Debating Single-Payer Health Insurance

Mark Thoma and Andrew Samwick discuss problems with and potential solutions for the social safety net in this week’s WSJ Econoblog. They cover several important points, but following up on some posts from last week, let me highlight their discussion of the pros and cons of a single-payer health insurance system.

Mark Thoma argues that a single-payer system would have several advantages over market-based health insurance provision:

The benefits of a comprehensive single-payer system covering both non-retirees and retirees begin with preventative care. Under the current system, there is little incentive for insurance companies to pay for preventative care. Instead, their incentive is to minimize costs when patients are young and relatively healthy, and then pass patients along to someone else, often the government, in later years when preventable problems become costly illnesses.

A second advantage is a reduction in the high overhead and administrative costs incurred by private insurance companies.

…A third advantage is the substantial saving that a single-payer system can realize through its bargaining power with drug and medical device suppliers. A comparison to health-care systems such as Canada’s shows such savings can be large.

Finally, single-payer systems offer a solution to conflict of interest problems among doctors, drug companies, and medical equipment makers that lead to an overinvestment in high cost treatments and higher medical costs.

Andrew, on the other hand, is not a fan of the single-payer solution. He concedes that a single-payer system would have cost advantages through increased bargaining power and lower administrative costs, but is skeptical about the other advantages to a single-payer system. Instead, Andrew “would prefer to fix some of the obvious mistakes before making such radical changes to the [US’s health care] system.”
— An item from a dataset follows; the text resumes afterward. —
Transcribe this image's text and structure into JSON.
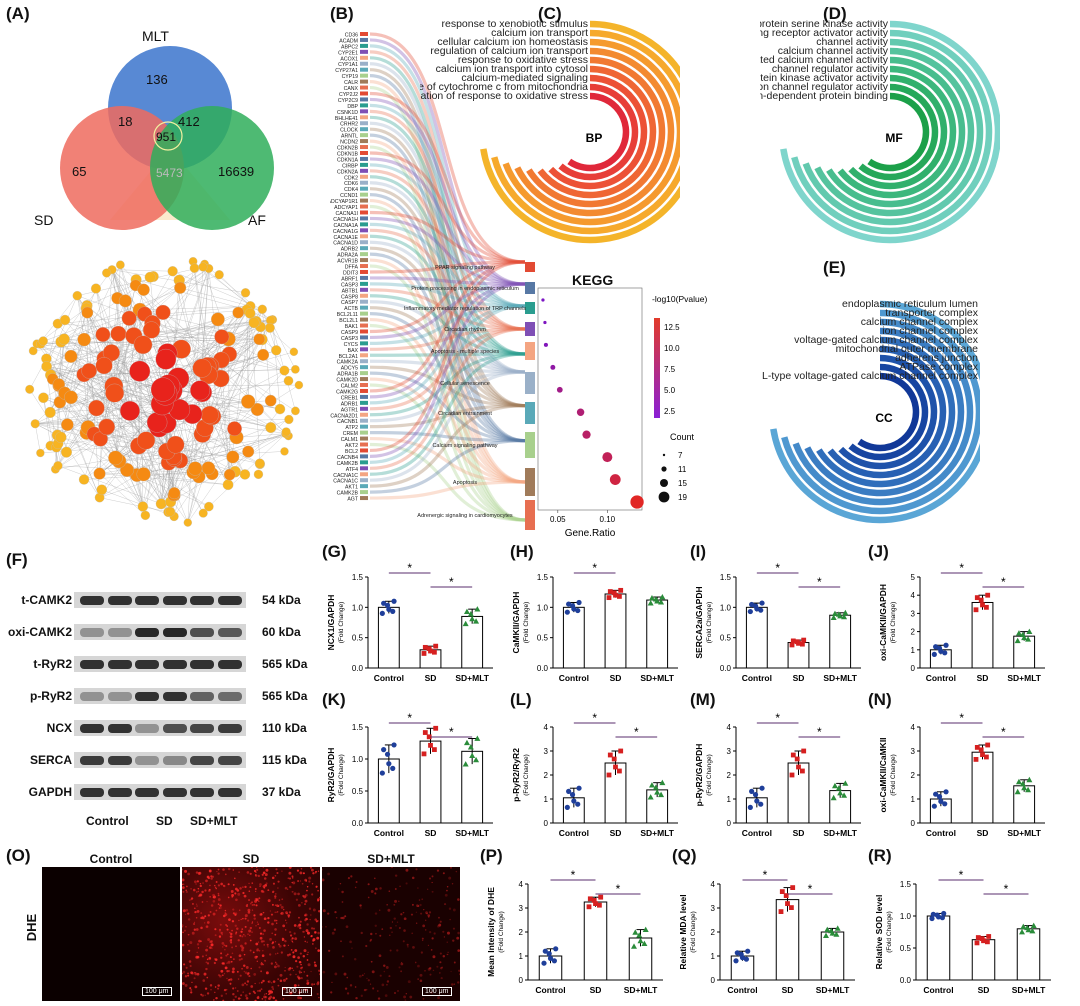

The first mistake is to make insurance voluntary when we don’t subsequently exclude those who need care from getting it at the public’s expense. We should make health insurance mandatory, but we should do so by putting the mandate on the individual, not the employer. Those who cannot provide proof of insurance on their tax returns should be charged an amount that corresponds to an insurance policy in their area. Implementing this on the tax form allows for family resources to be taken into consideration.

The second mistake is to allow the tax code to distort the type of insurance offered… Rather than the Bush administration’s proposal to make out-of-pocket expenses deductible via expanded medical savings accounts, I favor removing the excludability of health-insurance premiums from taxable income. This eliminates both the large tax expenditure and the distortion in the health-care market.

The third mistake is to force young workers to subsidize older workers in group health-insurance markets… Lowering premiums for younger workers would draw them into the insured sector and hopefully keep them there.

Needless to say, I find myself squarely in the single-payer camp on this debate. The potential savings are enormous: better preventative care may save as much as $136bn annually, lower administrative costs could save up to $300bn per year, and if improved bargaining power reduced drug and medical equipment costs by just 10%, that would save perhaps $25bn-$50bn per year – with savings of perhaps $100-$200bn if we assume that a national health insurance provider could negotiate a 10% fall in overall provider prices.

More importantly, however, a single-payer system would mean that everyone in the US has access to routine health care, thus improving the quality of life for millions, and would eliminate an enormous source of complexity and stress in many people’s lives – worrying about maintaining (and fighting the bureaucracy of) health insurance coverage.

Whether you agree or disagree with me, however, it’s worth reading this Econoblog in its entirety. Mark and Andrew do a very nice job outlining two competing economist-prescriptions to improve the way health care is paid for in the US.